PDF(Pubmed)
Abstract:
Rapidly proliferative processes in mammalian tissues including tumorigenesis and embryogenesis rely on the glycolytic pathway for energy and biosynthetic precursors. The enzyme 6-phosphofructo-2-kinase/fructose-2,6-bisphosphatase-3 (PFKFB3) plays an important regulatory role in glycolysis by activating the key rate-limiting glycolytic enzyme, 6-phosphofructo-1-kinase (PFK-1).

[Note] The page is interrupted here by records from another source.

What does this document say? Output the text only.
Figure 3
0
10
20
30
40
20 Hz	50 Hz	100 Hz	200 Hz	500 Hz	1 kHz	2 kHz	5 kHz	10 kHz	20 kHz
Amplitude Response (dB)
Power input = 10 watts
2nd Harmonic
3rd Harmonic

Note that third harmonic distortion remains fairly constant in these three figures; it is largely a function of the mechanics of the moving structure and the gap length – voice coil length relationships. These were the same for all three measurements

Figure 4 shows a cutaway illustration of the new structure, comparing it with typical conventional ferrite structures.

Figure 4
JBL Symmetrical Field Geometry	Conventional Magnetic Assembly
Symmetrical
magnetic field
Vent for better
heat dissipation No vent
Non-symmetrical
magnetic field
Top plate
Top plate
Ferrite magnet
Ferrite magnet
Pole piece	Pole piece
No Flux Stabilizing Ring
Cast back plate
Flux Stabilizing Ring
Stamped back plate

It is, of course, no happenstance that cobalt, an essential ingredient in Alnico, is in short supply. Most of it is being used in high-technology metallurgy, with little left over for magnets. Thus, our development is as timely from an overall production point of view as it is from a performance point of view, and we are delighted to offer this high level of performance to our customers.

We have previously determined that decreased PFKFB3 expression reduced glycolysis and growth in transformed cells in vitro and suppressed xenograft growth in vivo. In earlier studies, we created a constitutive knockout mouse to interrogate the function of PFKFB3 in vivo but failed to generate homozygous offspring due to the requirement for PFKFB3 for embryogenesis. We have now developed a novel transgenic mouse model that exhibits inducible homozygous pan-tissue Pfkfb3 gene deletion (Pfkfb3fl/fl). We have induced Pfkfb3 genomic deletion in these mice and found that it effectively decreased PFKFB3 expression and activity. To evaluate the functional consequences of Pfkfb3 deletion in vivo, we crossed Cre-bearing Pfkfb3fl/fl mice with oncogene-driven tumor models and found that Pfkfb3 deletion markedly decreased their glucose uptake and growth. In summary, our studies reveal a critical regulatory function for PFKFB3 in glycolysis and tumorigenesis in vivo and characterize an effective and powerful model for further investigation of its role in multiple biological processes.
摘要:
哺乳动物组织中的快速增殖过程包括肿瘤发生和胚胎发生依赖于能量和生物合成前体的糖酵解途径。酶6-磷酸果糖-2-激酶/果糖-2,6-双磷酸酶-3(PFKFB3)通过激活关键的限速糖酵解酶在糖酵解中起重要的调节作用,6-磷酸果糖-1-激酶(PFK-1)。我们先前已经确定降低的PFKFB3表达在体外降低了转化细胞中的糖酵解和生长,并在体内抑制了异种移植物生长。在早期的研究中,我们创建了一个组成型敲除小鼠来体内询问PFKFB3的功能,但由于胚胎发生需要PFKFB3,因此未能产生纯合后代。我们现在已经开发了一种新型转基因小鼠模型,其表现出诱导型纯合全组织Pfkfb3基因缺失(Pfkfb3fl/fl)。我们已经在这些小鼠中诱导了Pfkfb3基因组缺失,并发现它有效地降低了PFKFB3的表达和活性。为了评估体内Pfkfb3缺失的功能后果,我们将带有Cre的Pfkfb3fl/fl小鼠与癌基因驱动的肿瘤模型交叉,发现Pfkfb3缺失显着降低了其葡萄糖的摄取和生长。总之,我们的研究揭示了PFKFB3在体内糖酵解和肿瘤发生中的关键调节功能,并表征了一个有效和强大的模型,以进一步研究其在多个生物学过程中的作用。